Scott on Education and the Creative Process
Scott spoke candidly about what education has meant to his own development. He frames it as the foundation for inspiration — the learning curve, he argues, is what sharpens instinct and keeps artists motivated over time. His own path was anything but traditional. He attended the University of Texas but left in his sophomore year, less interested in coursework than in the ambient education of watching how different people moved through the world. That instinct-first approach has carried him far: multiple chart-topping albums, eight Grammy nominations, sold-out global tours, a producing career, a chief visionary role at Oakley, collaborations with NASA and Dior, and one of the most recognizable sneaker legacies in the industry.

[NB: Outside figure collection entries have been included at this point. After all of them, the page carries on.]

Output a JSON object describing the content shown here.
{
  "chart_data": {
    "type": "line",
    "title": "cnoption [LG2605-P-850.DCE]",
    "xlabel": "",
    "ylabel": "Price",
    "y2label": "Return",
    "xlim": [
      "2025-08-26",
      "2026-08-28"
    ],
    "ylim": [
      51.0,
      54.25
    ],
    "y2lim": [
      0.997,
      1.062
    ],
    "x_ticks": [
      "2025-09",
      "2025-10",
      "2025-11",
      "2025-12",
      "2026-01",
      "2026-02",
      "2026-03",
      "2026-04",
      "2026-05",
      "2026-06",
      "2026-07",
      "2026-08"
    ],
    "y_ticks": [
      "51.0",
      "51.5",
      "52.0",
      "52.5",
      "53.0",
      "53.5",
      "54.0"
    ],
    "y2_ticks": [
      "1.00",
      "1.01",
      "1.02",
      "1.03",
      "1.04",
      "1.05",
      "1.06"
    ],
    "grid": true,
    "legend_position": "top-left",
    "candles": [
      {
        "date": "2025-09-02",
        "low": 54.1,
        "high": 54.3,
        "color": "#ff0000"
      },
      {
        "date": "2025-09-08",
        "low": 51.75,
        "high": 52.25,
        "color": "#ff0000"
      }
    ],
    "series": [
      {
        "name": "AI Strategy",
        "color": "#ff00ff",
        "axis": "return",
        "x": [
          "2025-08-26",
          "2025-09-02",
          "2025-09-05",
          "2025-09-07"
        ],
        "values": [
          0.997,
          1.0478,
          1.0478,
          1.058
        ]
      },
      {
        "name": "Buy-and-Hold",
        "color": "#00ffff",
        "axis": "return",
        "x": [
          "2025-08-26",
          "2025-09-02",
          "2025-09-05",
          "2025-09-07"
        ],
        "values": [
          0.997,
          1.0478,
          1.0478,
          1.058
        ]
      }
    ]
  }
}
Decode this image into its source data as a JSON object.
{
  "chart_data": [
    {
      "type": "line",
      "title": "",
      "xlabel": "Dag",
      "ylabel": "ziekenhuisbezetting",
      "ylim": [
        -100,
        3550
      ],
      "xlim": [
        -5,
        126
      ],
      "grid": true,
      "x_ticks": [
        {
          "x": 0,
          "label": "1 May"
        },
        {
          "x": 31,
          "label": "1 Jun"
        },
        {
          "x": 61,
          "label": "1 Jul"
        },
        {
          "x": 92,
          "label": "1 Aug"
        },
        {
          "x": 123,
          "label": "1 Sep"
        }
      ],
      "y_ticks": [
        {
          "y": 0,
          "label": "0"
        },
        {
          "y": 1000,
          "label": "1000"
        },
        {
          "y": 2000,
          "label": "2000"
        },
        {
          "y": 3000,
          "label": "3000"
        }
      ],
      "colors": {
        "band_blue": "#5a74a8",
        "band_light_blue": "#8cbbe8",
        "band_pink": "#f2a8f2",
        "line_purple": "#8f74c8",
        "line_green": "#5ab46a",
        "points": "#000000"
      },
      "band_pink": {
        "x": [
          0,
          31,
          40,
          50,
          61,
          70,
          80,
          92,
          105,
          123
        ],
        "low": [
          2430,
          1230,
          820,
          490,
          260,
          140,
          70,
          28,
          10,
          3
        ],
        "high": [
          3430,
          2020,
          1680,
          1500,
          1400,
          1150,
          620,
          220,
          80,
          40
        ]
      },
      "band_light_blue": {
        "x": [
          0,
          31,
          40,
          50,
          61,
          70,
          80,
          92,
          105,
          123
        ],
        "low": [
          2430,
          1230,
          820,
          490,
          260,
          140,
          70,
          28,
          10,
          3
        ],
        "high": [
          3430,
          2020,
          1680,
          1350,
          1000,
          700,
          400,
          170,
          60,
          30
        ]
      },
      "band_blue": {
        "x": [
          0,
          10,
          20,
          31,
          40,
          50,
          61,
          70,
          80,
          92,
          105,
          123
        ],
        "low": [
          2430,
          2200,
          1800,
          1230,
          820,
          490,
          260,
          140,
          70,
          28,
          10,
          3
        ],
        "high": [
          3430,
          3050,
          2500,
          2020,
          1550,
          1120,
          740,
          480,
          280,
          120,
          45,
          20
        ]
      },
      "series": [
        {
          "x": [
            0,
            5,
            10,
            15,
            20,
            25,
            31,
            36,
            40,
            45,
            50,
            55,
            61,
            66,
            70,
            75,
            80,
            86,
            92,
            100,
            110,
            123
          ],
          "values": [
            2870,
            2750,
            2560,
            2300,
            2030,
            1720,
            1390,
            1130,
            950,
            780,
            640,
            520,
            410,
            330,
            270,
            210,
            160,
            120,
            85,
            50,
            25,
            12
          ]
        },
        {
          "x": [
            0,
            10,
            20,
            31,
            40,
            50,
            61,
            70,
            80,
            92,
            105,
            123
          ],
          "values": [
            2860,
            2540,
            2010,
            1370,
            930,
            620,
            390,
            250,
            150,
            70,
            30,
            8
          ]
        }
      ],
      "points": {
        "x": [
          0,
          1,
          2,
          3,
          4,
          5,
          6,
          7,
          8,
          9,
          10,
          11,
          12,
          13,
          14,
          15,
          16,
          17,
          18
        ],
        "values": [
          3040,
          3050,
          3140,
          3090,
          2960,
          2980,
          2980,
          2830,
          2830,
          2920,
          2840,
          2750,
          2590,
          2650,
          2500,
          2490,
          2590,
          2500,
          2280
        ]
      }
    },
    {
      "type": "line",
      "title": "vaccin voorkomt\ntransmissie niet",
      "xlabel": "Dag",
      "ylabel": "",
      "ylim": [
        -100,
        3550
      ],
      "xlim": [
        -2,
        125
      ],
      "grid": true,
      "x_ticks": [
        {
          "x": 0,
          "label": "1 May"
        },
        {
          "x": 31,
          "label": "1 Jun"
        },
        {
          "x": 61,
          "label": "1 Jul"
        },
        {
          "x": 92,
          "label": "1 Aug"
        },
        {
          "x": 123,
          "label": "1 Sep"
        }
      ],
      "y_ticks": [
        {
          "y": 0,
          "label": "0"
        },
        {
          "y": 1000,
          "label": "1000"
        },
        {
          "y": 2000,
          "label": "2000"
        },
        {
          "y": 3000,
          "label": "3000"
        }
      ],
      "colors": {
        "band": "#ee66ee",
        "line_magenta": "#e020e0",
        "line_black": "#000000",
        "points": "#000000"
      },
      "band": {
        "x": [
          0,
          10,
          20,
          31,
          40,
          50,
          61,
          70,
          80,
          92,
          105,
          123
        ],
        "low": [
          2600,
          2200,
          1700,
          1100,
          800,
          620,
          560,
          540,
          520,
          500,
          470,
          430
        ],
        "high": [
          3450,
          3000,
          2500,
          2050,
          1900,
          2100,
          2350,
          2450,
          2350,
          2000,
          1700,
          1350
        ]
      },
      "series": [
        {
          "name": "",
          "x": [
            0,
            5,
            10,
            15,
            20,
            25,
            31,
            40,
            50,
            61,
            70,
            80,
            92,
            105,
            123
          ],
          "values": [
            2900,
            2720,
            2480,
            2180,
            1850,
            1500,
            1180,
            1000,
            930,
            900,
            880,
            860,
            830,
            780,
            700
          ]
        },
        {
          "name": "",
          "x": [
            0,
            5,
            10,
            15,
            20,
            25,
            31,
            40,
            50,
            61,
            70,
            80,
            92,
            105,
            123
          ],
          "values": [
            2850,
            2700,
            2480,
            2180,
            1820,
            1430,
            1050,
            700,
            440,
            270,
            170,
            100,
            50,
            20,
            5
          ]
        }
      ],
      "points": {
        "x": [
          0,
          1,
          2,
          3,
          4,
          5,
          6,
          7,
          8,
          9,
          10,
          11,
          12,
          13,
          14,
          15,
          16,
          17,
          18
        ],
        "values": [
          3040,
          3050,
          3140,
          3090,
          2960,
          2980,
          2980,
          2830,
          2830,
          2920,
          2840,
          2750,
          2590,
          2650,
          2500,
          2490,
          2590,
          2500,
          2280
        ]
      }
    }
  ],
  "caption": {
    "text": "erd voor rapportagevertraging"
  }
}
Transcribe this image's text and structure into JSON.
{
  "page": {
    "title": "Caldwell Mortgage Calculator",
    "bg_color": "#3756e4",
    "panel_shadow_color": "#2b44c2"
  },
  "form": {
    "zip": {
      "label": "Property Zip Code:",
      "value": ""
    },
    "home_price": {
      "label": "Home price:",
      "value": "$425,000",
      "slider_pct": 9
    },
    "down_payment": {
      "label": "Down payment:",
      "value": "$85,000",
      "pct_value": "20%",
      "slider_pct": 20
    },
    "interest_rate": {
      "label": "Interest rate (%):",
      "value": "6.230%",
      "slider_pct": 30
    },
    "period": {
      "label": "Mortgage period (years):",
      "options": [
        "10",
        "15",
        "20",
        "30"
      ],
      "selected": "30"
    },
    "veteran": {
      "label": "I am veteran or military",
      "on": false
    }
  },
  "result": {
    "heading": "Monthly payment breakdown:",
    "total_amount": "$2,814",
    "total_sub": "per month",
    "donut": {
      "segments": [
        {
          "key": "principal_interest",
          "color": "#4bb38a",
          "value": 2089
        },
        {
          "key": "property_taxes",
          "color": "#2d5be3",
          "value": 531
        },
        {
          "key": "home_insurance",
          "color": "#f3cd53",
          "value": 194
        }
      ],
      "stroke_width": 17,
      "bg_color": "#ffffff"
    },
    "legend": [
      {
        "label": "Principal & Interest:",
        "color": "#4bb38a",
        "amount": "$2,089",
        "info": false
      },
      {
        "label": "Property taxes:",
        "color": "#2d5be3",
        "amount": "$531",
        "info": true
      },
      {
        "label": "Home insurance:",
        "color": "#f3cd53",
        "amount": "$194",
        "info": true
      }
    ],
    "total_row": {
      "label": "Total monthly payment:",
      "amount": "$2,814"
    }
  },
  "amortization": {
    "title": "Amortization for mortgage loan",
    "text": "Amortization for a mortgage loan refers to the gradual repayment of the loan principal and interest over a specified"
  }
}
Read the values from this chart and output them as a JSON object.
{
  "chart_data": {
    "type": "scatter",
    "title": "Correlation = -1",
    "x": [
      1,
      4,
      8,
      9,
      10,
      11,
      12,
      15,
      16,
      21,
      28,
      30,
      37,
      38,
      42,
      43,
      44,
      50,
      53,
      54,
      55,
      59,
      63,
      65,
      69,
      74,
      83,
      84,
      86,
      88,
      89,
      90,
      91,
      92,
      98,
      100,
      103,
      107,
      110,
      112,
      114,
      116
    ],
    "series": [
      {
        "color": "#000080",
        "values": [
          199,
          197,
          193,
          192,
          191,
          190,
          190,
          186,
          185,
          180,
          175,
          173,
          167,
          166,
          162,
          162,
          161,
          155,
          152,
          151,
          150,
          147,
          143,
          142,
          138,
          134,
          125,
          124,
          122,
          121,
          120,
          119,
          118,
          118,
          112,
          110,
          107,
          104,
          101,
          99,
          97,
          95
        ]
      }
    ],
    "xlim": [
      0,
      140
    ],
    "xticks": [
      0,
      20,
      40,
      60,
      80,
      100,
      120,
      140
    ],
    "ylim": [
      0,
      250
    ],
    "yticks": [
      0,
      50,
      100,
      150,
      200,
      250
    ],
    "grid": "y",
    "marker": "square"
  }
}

For Scott, music and design have never occupied separate lanes. The creative impulse — first expressed through hand-drawn merch and graphic T-shirts — has always moved freely across shoes, furniture, architecture, and food. Even the name Cactus Jack has roots in something personal: a childhood nickname from his mother, drawn from the rough, colorful landscape of Texas that first shaped his sense of beauty.
The Ideas That Caught His Attention
During the Nike visit, the scholars walked Scott through the case studies that earned them their scholarships. Coleman proposed a collaboration between Def Jam and Kith in which customers could unlock exclusive music by purchasing pieces from a limited collection — a model that fuses retail, music rights, and fan culture into a single transaction. Cox developed a Thom Browne and Sharpie partnership concept. Blount explored a Telfar collaboration spanning her university and other HBCUs.
Scott was impressed — not just by the concepts, but by the instinct behind them. He noted that young creatives are increasingly bypassing traditional campaign infrastructure and taking direct ownership of how products connect to people. That lateral thinking, he suggested, is exactly what the industry needs more of.
Seeing It Through
Asked what advice he’d give students entering the workforce, Scott offered something more precise than the usual encouragement. The real danger, he said, isn’t quitting outright — it’s abandoning one idea for another before the first has had a chance to breathe. Chasing a faster path before seeing the original vision through is where creative momentum dies.
The scholars took that to heart. Cox described the experience as life-changing, saying she and her peers are stepping into the industry with their foot on the gas. Coleman, navigating her path as a young Black woman entering corporate America, said the program had given her the confidence to push through.
FSF executive director Peter Arnold called Scott‘s involvement meaningful beyond the financial — pointing to his genuine engagement with the students as what sets the partnership apart. For Scott, watching the scholars’ ideas sharpen over two or three years carries its own reward. The FSF’s Class of 2026 includes 160 scholars across FSF and Virgil Abloh Post-Modern awards, with more than $1.9 million in total funding distributed — a pipeline Scott is now a visible, invested part of.